I am trying to find an economical way to hang my paintings in my studio that offers ease of changing the paintings around. I really like the idea of those unobtrusive horizontal metal tracks that suspend small metal chains or clear plastic strips from the tracks and include hooks for the paintings. There is some expense involved but what blows me away is the cost of the hooks in relation to the cost of the vertical supports and the horizontal tracks. The online research I’ve done has yielded only a few suppliers. I want 30-40 of the hooks and they are what make the cost prohibitive. I wonder if anyone of your readers might point me to a more economical source for the hanging system components or maybe another type of system. I want to have the ability to move the paintings around easily without marring the walls and hang several in a vertical configuration. Can anyone enlighten me?





Evening Of Romance

acrylic-mixed media on canvas
by Airynaa Tannberg, Corrimal, UK


You may be interested to know that artists from every state in the USA, every province in Canada, and at least 105 countries worldwide have visited these pages since January 1, 2006.

That includes Kathryn Wiley of Bethesda, MD, USA who wrote, “Thank you so much for some welcome relief from the tiresome ‘Code’ nonsense that seems to be everywhere now.”
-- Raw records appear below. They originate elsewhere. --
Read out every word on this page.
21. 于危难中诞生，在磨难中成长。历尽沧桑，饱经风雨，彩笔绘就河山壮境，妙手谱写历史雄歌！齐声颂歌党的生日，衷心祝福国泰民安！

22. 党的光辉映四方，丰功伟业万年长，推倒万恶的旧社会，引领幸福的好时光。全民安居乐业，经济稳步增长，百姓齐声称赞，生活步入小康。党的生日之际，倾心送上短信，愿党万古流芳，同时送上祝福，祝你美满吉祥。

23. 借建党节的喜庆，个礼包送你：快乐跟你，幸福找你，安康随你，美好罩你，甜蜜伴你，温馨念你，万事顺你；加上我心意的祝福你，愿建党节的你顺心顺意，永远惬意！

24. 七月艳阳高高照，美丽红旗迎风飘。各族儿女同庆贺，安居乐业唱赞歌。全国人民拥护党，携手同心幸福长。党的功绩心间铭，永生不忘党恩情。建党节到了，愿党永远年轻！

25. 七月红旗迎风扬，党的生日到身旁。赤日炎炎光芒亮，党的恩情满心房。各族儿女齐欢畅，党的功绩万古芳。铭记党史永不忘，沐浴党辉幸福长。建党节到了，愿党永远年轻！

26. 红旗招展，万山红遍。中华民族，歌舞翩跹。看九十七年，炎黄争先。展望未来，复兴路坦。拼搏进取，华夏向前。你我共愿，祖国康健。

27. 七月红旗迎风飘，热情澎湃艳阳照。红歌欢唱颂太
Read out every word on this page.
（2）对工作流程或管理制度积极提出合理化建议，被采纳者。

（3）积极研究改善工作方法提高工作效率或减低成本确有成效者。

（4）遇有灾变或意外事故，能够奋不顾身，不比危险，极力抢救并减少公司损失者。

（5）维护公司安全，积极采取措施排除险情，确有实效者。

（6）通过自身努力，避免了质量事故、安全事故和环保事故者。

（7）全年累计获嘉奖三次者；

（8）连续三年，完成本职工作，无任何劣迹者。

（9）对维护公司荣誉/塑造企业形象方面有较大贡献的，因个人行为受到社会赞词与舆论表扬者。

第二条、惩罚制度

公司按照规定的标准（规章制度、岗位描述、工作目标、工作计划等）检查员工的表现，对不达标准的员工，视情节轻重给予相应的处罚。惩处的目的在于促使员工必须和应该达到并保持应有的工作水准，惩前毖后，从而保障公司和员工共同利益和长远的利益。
And also Gordon Gibson of Vancouver, BC, USA who wrote, “Seven facts per second? I’ve only been up for an hour. Hmmmm… 25,300 facts. I’m exhausted. And I only remember a couple of them at the moment!”

And also John Fitzsimmons of Fayetteville, NY, USA who wrote, “I told my wife when we met that I was a Renaissance man but after we got married she found out I was Baroque!”

And also Katie Roast who wrote, “Hello, are you writing this stuff? It’s pritty interesting.”